Erdoğan’ın özellikle partisinin meclis sıralarına bakarak tahakküm kurmaya, hükmetmeye çalıştığını dile getiren Kışanak, “Onlar halkın temsilcisi olamaz” diyor. Allah Allah, bu ülkede kimin yurttaşın temsilcisi olacağına Başbakan mı karar veriyor? Yurttaş kendi temsilcisini seçme hakkına sahip değil mi? Sen nasıl, kimin temsilcisi olacağını tayin edersin” sözleriyle eleştirdi.

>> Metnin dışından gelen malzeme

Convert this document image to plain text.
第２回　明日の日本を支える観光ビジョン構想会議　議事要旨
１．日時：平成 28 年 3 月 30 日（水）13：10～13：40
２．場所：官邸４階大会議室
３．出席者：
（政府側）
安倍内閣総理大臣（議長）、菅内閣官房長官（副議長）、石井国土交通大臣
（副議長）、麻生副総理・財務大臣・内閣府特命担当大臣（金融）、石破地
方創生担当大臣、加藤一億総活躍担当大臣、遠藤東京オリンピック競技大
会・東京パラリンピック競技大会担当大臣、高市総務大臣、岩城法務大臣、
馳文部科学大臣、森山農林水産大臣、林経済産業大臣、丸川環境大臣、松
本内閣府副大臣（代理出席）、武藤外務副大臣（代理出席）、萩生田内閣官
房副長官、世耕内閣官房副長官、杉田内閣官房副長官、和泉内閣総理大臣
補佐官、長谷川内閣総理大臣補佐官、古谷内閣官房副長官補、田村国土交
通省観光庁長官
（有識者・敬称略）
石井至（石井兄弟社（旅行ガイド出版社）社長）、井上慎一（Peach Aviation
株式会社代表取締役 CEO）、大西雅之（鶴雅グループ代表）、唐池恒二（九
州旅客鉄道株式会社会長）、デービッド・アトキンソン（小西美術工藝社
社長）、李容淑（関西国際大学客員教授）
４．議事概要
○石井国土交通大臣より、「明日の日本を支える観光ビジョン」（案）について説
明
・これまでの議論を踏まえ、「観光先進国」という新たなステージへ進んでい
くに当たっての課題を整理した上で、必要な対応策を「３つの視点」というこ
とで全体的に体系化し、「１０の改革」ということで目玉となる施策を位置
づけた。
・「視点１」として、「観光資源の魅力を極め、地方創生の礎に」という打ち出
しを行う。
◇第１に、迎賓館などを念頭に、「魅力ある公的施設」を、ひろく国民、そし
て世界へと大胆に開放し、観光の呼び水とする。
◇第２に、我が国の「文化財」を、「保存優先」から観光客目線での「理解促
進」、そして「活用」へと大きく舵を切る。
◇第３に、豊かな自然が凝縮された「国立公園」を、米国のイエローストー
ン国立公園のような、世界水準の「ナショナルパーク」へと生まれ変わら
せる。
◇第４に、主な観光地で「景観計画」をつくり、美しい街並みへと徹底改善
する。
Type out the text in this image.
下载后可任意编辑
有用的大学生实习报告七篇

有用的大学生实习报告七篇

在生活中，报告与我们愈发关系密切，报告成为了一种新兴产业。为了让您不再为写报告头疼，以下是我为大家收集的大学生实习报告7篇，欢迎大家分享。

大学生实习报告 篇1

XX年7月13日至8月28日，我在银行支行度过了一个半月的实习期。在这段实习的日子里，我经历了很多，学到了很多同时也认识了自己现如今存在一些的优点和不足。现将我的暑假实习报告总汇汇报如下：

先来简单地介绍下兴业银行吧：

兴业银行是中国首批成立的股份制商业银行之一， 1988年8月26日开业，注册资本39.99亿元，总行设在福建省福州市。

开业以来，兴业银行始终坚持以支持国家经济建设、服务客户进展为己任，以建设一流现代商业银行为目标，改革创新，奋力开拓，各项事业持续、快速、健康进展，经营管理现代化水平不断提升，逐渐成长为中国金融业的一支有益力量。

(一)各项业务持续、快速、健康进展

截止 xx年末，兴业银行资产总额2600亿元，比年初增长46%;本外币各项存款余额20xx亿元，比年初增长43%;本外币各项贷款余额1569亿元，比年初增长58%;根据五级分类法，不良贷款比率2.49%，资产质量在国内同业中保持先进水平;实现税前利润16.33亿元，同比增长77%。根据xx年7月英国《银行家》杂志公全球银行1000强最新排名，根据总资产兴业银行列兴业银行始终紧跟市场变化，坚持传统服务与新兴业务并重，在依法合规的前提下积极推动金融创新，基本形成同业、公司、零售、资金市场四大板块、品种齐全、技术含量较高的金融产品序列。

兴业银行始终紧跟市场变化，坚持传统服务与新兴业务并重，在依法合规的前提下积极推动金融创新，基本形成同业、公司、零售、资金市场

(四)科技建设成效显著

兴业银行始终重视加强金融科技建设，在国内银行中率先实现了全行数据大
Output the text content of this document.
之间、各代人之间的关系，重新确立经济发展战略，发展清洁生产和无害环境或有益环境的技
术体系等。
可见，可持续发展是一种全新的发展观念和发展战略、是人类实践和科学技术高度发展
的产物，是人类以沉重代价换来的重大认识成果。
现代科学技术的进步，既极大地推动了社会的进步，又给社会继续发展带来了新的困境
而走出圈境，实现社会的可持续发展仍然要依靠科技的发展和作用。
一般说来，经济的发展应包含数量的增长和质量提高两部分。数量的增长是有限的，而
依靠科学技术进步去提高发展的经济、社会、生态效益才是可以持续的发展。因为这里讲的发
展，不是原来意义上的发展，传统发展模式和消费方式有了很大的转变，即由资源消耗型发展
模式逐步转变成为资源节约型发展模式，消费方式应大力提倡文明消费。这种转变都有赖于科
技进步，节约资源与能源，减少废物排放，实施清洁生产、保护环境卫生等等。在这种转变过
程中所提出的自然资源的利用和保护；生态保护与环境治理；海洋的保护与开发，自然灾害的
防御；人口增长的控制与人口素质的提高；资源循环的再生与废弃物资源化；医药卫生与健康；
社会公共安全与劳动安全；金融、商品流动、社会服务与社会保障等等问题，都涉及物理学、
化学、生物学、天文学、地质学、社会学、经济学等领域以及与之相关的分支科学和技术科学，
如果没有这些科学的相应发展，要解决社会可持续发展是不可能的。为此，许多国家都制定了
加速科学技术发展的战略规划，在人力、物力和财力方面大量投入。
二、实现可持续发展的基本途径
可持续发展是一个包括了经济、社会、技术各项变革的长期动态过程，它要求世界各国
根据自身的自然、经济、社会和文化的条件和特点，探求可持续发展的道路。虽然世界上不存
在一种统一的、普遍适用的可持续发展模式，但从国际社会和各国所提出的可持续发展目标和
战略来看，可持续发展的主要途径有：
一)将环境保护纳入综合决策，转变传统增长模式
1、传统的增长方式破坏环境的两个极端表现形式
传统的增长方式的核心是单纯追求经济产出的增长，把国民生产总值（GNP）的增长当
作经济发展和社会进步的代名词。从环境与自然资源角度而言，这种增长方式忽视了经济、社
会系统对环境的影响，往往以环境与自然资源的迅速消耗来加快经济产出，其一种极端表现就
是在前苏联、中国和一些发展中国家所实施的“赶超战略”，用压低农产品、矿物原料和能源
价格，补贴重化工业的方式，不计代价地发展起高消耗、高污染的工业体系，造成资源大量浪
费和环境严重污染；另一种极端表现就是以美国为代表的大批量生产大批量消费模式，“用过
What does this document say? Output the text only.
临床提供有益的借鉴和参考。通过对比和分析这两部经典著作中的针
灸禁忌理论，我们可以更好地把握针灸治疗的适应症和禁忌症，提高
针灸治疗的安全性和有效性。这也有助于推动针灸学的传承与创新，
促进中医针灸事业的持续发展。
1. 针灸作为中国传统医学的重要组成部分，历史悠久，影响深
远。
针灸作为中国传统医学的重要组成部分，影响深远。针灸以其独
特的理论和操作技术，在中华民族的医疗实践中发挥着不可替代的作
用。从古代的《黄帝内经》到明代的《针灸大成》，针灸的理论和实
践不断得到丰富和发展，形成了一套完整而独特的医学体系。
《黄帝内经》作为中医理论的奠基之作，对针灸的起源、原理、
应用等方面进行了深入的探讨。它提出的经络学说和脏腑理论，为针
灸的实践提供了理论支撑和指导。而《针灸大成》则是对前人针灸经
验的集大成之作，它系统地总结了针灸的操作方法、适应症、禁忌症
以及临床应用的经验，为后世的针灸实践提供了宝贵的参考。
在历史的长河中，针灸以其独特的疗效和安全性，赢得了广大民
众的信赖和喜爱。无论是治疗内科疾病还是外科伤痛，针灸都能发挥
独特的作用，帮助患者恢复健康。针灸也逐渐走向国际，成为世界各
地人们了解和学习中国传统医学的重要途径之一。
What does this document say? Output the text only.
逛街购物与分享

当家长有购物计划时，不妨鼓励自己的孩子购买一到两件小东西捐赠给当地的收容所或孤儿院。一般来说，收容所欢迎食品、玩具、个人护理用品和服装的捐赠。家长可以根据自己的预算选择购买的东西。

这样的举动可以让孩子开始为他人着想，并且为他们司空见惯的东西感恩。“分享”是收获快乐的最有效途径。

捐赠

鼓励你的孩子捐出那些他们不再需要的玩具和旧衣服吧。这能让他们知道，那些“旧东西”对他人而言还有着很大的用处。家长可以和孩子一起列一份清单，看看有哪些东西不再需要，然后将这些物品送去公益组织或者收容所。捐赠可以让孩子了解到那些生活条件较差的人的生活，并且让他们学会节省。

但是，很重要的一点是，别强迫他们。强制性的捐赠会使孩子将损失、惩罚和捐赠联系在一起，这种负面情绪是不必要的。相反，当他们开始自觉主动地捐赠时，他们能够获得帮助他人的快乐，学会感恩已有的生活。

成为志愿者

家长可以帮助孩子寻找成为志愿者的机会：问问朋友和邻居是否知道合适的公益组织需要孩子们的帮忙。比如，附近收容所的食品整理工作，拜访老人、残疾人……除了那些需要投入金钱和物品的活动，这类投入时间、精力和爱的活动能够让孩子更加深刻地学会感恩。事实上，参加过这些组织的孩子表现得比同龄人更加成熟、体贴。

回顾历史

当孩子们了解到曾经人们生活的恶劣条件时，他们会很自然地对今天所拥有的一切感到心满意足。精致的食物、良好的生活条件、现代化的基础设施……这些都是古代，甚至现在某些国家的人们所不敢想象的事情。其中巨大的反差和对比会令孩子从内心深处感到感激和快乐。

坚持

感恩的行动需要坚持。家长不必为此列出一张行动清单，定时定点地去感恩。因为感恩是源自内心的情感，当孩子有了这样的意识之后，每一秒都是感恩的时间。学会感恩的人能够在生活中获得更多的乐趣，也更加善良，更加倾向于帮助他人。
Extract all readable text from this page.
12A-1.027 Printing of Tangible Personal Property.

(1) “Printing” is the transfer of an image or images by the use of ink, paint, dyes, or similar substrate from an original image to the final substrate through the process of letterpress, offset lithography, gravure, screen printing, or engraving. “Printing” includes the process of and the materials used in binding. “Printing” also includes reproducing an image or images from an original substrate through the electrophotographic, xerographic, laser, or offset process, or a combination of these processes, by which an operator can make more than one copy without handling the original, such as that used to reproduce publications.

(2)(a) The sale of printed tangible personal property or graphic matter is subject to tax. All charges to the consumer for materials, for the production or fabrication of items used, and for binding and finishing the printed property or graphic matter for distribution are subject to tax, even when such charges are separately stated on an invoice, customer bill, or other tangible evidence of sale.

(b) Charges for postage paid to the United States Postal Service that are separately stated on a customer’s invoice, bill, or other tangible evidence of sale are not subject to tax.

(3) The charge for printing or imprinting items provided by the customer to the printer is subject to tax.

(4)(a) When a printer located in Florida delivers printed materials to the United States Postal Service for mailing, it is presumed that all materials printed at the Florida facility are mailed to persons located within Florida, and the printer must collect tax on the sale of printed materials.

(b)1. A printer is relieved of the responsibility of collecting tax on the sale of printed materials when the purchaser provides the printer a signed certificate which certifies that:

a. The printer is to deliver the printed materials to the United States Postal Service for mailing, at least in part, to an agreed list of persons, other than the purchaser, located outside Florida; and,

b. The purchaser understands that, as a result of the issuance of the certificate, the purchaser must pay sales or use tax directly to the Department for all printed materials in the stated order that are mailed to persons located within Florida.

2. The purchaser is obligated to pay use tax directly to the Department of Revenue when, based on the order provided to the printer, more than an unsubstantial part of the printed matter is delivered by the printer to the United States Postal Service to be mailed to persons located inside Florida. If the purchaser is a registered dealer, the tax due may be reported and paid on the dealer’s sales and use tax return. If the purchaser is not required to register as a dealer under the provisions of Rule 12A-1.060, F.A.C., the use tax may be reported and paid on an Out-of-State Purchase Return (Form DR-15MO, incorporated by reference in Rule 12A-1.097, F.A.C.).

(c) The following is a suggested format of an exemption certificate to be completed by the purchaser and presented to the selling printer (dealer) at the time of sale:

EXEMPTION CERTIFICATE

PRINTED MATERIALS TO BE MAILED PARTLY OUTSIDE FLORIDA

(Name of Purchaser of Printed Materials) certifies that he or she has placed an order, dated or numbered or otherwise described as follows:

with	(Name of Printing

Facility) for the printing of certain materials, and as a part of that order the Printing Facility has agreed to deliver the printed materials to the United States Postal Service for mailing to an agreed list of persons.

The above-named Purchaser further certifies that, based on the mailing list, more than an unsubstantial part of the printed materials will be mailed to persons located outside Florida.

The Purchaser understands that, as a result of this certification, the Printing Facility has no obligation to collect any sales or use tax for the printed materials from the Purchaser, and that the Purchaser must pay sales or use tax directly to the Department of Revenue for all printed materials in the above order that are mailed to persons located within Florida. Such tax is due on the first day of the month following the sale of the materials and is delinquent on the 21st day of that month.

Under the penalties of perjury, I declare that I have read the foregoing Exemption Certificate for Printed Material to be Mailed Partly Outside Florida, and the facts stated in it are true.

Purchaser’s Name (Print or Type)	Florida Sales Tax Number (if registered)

BDP olarak kimi, neyi ne kadar temsil ettiklerinin farkında olduklarını belirten Kışanak, farklı siyasi partilerde yer alan Kürt milletvekillerini de eleştirdi. Politik sorunların politik programlarla temsil edileceğini, parmak hesabıyla temsil edilmeyeceğini kaydeden Kışanak şöyle devam etti:


“Eğer benim Kürt milletvekili dediğim kişiler, o kürsüden zahmet edip Kürt sorununu konuşsaydılar, sırtımızdaki yük bu kadar ağır olmayacaktı. Sen partin içerisinde öyle bir hükümranlık kurmuşsun, onları susturmuşsun, konuşturmuyorsun, onlar da bu role razılar. Aynı şeyi bize de yapmaya çalışıyorsun. Allah allah, ‘orada bir dakika dur’ derler Başbakana, İngilizce de değil Türkçe derler. Orada bir dakika dur.”